2. We will now add support for register-memory ALU operations to the classic five-stage RISC pipeline. To offset this increase in complexity, all memory addressing will be restricted to register indirect (i.e., all addresses are simply a value held in a register: no offset or displacement may be added to the register value). For example, the register-memory instruction ADD R4, R5, (R1) means add the contents of register R5 to the contents of the memory location with address equal to the value in register R1 and put the sum in register R4. Register-register ALU operations are unchanged. Answer the following for integer RISC pipeline.
a. List a rearranged order of the five traditional stages of the RISC pipeline that will support register-memory operations implemented exclusively by register indirect addressing.
b. For the reordered stages of the RISC pipeline, what new data hazards are created by this addressing mode? Give an instruction sequence illustrating each new hazard.
3. Consider the following MIPS assembly code.
LD R1, 45(R2)
DADD R7, R1, R5
DSUB R8, R1, R6
OR R9, R5, R1
BNEZ R7, target
DADD R10, R8, R5
XOR R2, R3, R4
a. Identify each dependence by type (data or control); list the two instructions involved; identify which instruction is dependent; and, if there is one, name the storage location involved.
Hint: this question just checks the dependence between two instructions (not just two consecutive instructions). It has nothing to do with pipelining. Do not assume that this code will be executed in a five-stage pipeline. Please use a table to list all dependence. Below is an example
Dependence / Independent instruction / Dependent instruction / Storage location1 / Data / LD R1,… / DADD R7, .. / R1
2 / Data / LD R1,… / DSUB / R1
3
.
.
b. Use information about the MIPS five-stage pipeline from Appendix A and assume a register file that writes in the first half of the clock cycle and reads in the second half-cycle forwarding. Which of the dependences that you found in part (a) become hazards and which do not? Why?
Hint: I would like to see answers like the following:
From the table in part (a), dependences #?, #?, .. and #? will (or will not) become hazards since …
You may need to consider the cases with forwarding and without forwarding.
4. The following loop computes Y[i] = a ´ X[i] + Y[i], the key step in a Gaussian elimination. Assume the pipeline latencies from Figure 2.2 (or the following table) and a 1-cycle delayed branch.

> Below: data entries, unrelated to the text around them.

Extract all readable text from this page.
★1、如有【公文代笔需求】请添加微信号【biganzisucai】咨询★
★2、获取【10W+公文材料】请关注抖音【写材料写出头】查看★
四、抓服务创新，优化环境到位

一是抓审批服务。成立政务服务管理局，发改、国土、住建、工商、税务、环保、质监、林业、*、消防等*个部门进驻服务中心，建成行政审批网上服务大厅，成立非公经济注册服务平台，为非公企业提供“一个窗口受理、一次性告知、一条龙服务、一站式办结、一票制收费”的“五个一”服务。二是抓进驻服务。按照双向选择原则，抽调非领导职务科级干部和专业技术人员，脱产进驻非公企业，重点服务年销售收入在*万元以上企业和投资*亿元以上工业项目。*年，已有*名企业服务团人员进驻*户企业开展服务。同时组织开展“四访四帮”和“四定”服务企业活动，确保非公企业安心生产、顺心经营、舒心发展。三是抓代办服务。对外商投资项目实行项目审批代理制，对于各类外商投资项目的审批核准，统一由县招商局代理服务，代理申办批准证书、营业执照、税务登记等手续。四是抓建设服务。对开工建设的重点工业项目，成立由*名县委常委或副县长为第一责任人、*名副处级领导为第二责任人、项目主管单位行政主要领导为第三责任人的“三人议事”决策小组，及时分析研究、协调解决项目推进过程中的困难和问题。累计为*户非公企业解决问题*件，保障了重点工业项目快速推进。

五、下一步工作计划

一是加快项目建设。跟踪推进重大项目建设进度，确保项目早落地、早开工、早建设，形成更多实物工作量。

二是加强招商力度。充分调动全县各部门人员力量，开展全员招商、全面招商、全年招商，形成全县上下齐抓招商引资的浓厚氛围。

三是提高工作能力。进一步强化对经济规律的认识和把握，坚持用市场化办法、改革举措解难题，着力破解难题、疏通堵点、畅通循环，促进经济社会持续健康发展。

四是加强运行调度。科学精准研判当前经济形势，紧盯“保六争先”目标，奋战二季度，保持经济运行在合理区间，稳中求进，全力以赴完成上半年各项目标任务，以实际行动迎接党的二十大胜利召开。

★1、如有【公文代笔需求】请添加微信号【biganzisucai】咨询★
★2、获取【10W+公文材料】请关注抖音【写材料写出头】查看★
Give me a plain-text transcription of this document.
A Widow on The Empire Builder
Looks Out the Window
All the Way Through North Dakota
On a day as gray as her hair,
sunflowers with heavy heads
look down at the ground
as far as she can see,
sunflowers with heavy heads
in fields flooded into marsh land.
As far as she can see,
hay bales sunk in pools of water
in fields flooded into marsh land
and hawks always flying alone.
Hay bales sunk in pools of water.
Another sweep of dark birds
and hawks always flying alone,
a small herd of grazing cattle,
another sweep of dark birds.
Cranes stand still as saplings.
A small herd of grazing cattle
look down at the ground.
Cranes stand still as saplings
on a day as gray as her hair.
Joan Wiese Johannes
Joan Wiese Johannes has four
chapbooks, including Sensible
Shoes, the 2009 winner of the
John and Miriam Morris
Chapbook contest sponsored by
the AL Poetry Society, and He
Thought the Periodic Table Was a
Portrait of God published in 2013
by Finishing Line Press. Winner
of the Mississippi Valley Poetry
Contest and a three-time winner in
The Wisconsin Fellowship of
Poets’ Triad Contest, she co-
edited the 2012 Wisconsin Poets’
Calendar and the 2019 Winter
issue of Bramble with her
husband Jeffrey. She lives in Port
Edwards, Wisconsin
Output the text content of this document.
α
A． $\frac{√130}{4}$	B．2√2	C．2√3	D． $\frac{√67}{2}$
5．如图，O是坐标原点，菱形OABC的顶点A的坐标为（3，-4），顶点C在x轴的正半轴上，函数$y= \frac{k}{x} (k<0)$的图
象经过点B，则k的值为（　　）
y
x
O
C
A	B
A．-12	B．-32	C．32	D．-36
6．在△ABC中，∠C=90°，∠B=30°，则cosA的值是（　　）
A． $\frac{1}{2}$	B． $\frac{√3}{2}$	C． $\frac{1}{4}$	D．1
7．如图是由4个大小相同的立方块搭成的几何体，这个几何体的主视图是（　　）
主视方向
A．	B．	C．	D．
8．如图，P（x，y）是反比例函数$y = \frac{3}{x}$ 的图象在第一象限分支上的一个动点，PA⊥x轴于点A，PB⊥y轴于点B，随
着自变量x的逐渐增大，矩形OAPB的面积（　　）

Loop: L.D F0, 0(R1) ; load X[i]
MUL.D F0, F0, F2 ; multiply a*X[i]
L.D F4, 0(R2) ; load Y[i]
ADD.D F0, F0, F4 ;add a*X[i]+Y[i}
S.D 0(R2),F0 ;store Y[i]
DSUBUI R1, R1,#8 ;decrement X index
DSUBUI R2, R2, #8 ;decrement Y index
BNEZ R1,loop ; loop if not done
Assume a single-issue pipeline. Unroll the loop as many times as necessary to schedule it without any delays, collapsing the loop overhead instructions. Show the schedule. What is the execution time per element?
Hint: you need to unroll the loop twice. “per element” means “per iteration”.